Some call the Bush administration's foreign policy diplomacy low-key. Potent is more like it. Secretary of State Colin Powell will embark for the Middle East today, one week after the United States bombed just south of Baghdad.

Rather than trembling at diplomatic fallout from an unpopular defensive exercise, the Bush administration made clear that the Middle East is not only on its radar screen, but that the countries in the region will be held accountable for honoring their international commitments, including the nuclear Non-Proliferation Treaty (NPT) which Iraq signed in 1968. Mr. Powell will participate in ceremonies commemorating Kuwait's tenth anniversary of liberation from Iraq. Kuwait and Saudi Arabia can be assured that their interests will be defended as the United States continues to patrol the no-fly zones in the north and south of Iraq.

Iraq's neighbors should not expect the Bush administration to look the other way regarding their commitments to peace either. The Syrians may expect Mr. Powell to be blunt about how the United States views their support for the militant Hezbollah guerillas in southern Lebanon. They should also expect him to address charges that Syria has been violating U.N. sanctions by pumping Iraqi oil through a pipeline across its territory. Egypt, too, will also be an important stop as it can place positive pressure on the Palestinians as they seek the next step toward peace with Israel's new leader, Ariel Sharon.

Most intriguing will be Mr. Powell's meetings on the West Bank and in Israel. The administration has been clear about its commitment to Israel. The Palestinians, for their part, did a little prep-work of their own. The U.N. Coordinator for the Middle East Peace Process and Secretary General Kofi Annan's personal representative to the Palestinian Authority, Terje Roed-Larsen, was in town this week to plead for funds for the Palestinian Authority. In a matter of weeks, Palestinian officials might not be able to pay their own salaries, he said. At this juncture, Mr. Powell might remind the PA that anarchy is ruling in Mr. Arafat's back yard, less because of the lack of funds flowing freely from the United States and Europe, than because of the PA's choice not to move toward peace. Mr. Powell is likely to frame any support for the Palestinians in the peace process not as an incentive to their cooperation, but as a reward once they have finally proven their seriousness about final status issues.
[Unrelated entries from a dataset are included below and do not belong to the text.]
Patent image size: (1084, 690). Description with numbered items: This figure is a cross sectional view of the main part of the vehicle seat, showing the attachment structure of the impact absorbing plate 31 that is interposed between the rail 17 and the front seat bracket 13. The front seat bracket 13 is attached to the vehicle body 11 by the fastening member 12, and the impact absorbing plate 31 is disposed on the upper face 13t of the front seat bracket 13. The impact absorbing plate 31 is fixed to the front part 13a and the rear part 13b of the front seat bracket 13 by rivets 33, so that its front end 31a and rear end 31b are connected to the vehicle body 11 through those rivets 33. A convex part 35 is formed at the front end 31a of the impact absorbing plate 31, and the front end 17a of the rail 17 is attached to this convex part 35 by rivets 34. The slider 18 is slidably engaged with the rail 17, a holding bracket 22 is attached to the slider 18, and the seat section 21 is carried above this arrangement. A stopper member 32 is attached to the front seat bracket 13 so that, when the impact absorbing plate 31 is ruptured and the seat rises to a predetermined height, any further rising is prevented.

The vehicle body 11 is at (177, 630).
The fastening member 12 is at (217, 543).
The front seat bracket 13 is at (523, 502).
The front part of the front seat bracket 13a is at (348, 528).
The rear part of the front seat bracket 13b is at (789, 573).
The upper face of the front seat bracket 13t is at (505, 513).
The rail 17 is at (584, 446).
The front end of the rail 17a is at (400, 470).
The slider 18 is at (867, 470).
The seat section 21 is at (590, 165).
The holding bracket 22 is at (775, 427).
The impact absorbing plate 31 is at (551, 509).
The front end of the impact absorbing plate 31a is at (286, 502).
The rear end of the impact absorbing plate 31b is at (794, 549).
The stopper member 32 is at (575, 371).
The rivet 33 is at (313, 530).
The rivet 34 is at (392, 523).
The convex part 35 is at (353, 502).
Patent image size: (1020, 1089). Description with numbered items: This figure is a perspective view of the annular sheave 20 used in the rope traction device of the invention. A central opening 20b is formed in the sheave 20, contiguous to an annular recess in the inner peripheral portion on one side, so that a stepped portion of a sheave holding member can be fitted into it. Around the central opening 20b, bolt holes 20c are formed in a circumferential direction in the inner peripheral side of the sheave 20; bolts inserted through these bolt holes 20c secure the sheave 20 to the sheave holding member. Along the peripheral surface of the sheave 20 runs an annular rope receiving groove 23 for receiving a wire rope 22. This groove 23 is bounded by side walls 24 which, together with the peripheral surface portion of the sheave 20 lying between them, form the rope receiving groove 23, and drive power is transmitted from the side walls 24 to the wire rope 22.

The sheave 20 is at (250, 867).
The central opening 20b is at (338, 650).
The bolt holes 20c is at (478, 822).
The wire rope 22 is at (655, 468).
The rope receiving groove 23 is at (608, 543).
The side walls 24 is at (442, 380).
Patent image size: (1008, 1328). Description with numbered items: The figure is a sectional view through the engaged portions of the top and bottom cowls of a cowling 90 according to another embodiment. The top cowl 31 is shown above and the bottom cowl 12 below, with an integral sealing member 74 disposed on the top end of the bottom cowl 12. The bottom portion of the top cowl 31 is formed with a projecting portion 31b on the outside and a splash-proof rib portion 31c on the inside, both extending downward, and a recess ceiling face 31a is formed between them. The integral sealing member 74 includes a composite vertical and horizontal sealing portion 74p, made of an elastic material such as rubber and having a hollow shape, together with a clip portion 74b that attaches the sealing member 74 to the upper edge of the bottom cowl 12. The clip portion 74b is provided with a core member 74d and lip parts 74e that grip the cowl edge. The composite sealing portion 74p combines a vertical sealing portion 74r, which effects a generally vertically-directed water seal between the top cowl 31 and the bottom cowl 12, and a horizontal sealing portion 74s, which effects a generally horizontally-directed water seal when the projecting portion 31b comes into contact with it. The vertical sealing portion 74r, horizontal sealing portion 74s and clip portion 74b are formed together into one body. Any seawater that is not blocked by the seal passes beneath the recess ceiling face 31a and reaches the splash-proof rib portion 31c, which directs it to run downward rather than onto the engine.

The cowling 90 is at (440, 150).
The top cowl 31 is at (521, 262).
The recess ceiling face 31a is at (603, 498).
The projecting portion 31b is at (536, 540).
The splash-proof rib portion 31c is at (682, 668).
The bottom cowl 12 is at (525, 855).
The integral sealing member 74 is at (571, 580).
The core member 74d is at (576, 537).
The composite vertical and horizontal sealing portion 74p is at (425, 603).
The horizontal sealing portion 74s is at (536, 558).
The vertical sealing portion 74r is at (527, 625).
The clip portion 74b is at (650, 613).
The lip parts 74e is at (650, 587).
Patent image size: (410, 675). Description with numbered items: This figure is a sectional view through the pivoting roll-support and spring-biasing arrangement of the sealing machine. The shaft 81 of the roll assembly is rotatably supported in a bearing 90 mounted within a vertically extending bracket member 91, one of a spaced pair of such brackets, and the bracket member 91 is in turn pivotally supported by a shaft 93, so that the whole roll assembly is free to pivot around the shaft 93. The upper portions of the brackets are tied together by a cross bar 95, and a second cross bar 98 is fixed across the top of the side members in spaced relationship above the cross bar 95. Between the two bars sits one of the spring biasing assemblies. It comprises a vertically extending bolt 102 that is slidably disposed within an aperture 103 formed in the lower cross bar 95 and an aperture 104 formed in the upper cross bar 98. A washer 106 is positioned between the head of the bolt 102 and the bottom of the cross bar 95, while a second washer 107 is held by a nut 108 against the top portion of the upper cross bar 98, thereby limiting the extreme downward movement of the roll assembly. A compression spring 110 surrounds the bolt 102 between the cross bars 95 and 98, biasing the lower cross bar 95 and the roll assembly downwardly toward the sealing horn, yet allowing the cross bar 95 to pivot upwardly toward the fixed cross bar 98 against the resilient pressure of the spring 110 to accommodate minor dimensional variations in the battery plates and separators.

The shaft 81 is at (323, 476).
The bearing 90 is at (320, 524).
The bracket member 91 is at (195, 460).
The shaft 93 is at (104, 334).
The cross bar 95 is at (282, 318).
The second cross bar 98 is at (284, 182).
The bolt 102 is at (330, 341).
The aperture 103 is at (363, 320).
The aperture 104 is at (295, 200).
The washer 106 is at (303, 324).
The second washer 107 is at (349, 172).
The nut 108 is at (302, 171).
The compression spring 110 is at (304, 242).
The Middle East need not worry that it will be left unattended during President Bush's tenure. Mr. Clinton was busy sweet-talking or shunning the Palestinians, often depending on the state the first lady's Senate campaign in New York. He was bombing or negotiating with Iraq, depending on whether he was about to get impeached or not. The Bush administration has the opportunity to give consistency and accountability to U.S.-Middle East policy. This tour is just the beginning.